1
Immanuel
Kant gave his answer to this question in An Answer to the Question:"What is Enlightenment", a quite suitable title. According
to Kant, enlightenment is about maturing into thinking for one self and cease
to follow the comfortable guidance of government. And his belief is that the
reason most people don't do this is because they are cowards.
And like Horkheimer
& Adorno write in the first chapter of The Dialectics of Enlightenment, the idea was to
replace superstition and blind belief with knowledge, however with this it
failed horribly, and especially at the time this work was being written at the
end of WWII caused by blind belief in Hitler's National Socialist German
Workers Party.
The idea of
Enlightenment was brought forth during a period that came to be known as The Age of Enlightenment in
and around the 18th century by thinkers such as Voltaire.
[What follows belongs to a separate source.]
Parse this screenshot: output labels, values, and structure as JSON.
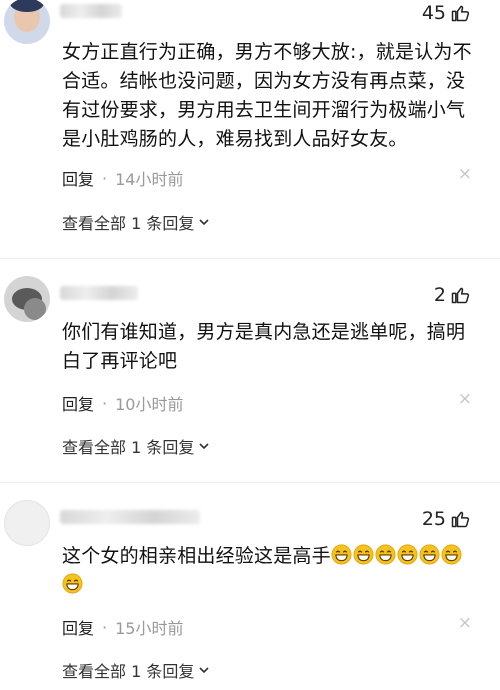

He criticised
religion and promoted freedom of speech: " I do not agree with what you have to
say, but I'll defend to the death your right to say it."
2
H&A describes myth as synonymous to false clarity,
and the antonym to enlightenment. Myth is a false belief lacking some logical evidence. When
there is lack in enlightenment, we revert back to myth to fill in the gaps with
fiction.
The contemporary definition of myth of myth is a fictional story, with some half-truth
in it and often containing a heroic character. Like the Odyssey.
3
The old media is the classical music, paintings, theatres,
and books. The authors argue that these classical media allows the listeners,
viewers and readers to reflect upon the message themselves and make up their
own minds, think about what they've just experienced and add their own
imagination.
H&A consider the telephone to be a similar,
liberal media type as the above, where it's actually possible to reply to what
is being said in the other end.
Their view upon the new media is not mild, it is
bitterly described as merely a tool to control the masses, be it fascists propaganda
in Europe or the private capitalist monopoly in the USA.
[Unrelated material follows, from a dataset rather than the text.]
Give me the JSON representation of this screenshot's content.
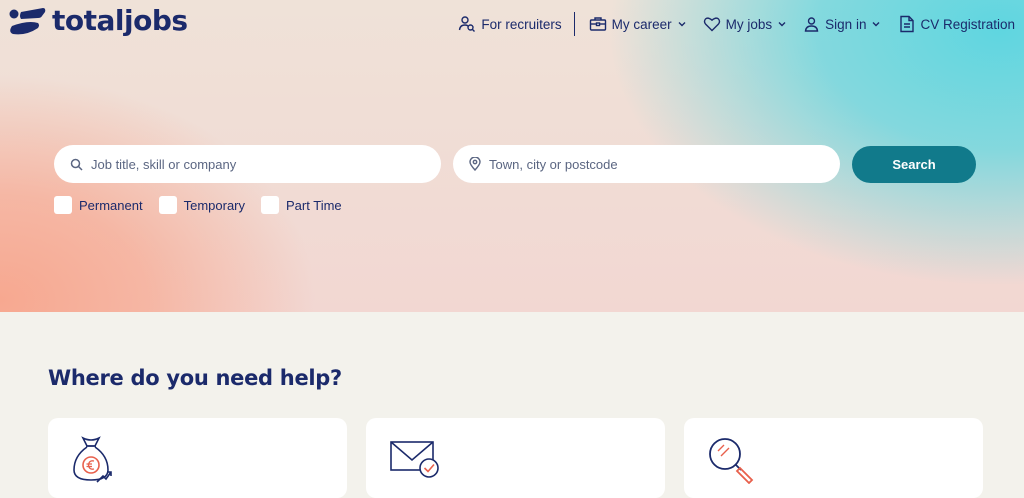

"culture now impresses the same stamp on
everything.
Films, radio and magazines make up a system
which is uniform as a whole and in every part."
The authors despise the way films with sound turns
good literature into stupefying film scripts which is only rubbish entertainment
for the masses. It leaves nothing left for the viewers to think about for
themselves and all attention is needed to comprehend the predefined message
being served.
4
H&A say that media producers are dependent on other
powerful sectors such as the banks, electricity and petroleum industries:
"In our age the objective social
tendency is incarnated in the hidden subjective purposes of company directors,
...". The economical dependence controls the content. Anything produced
must first be approved of by those in charge. Working in the entertainment
industry requires appropriate pliability.
Like quoted in the answer to question 3, the industry merely wraps a commercial product into cheap uniform and meaningless entertainment.
5
The authors mean that mass media is feeding its
audience mass produced content with the purpose of keeping control of the population.
While not at work or sleeping, they should keep their minds on entertainment
and the products they will desire by watching or listening to the same.
The goal is to deceive the viewer into thinking that
satisfaction is consumption and should digest whatever is served.
"Pleasure always means not to think about anything, to forget suffering even
where
it is shown. ... The liberation which amusement promises is freedom
from
thought and from negation."
The authors equate "the
mechanical repetition of the same culture product" with propaganda and
writes that the Nazis used radio
to give the German people a feeling that Hitler was everywhere and so this
feeling overwhelmed the actual meaning of his speeches.
"The
symphony becomes a reward for listening to the radio...", again,
the music is just a gift to make people listen to the message.
6
The authors mention television and predict that it
will continue to drain culture from the content "...the Wagnerian dream of the Gesamtkunstwerk—the fusion of all
the arts in one work." I suppose they were correct, today we
enjoy Hollywood products in 3D in our living rooms. Movies look the same, basic
plots, product placement and strange ideals.
They mention Orson Wells, though not in the same
context. In his "1984" every citizen is strictly controlled and every
home has a surveillance telescreen. TV is according to me still a means of keeping us
occupied with meaninglessness while important things are passing us. Thankfully
we still have some freedom in the internet, for now.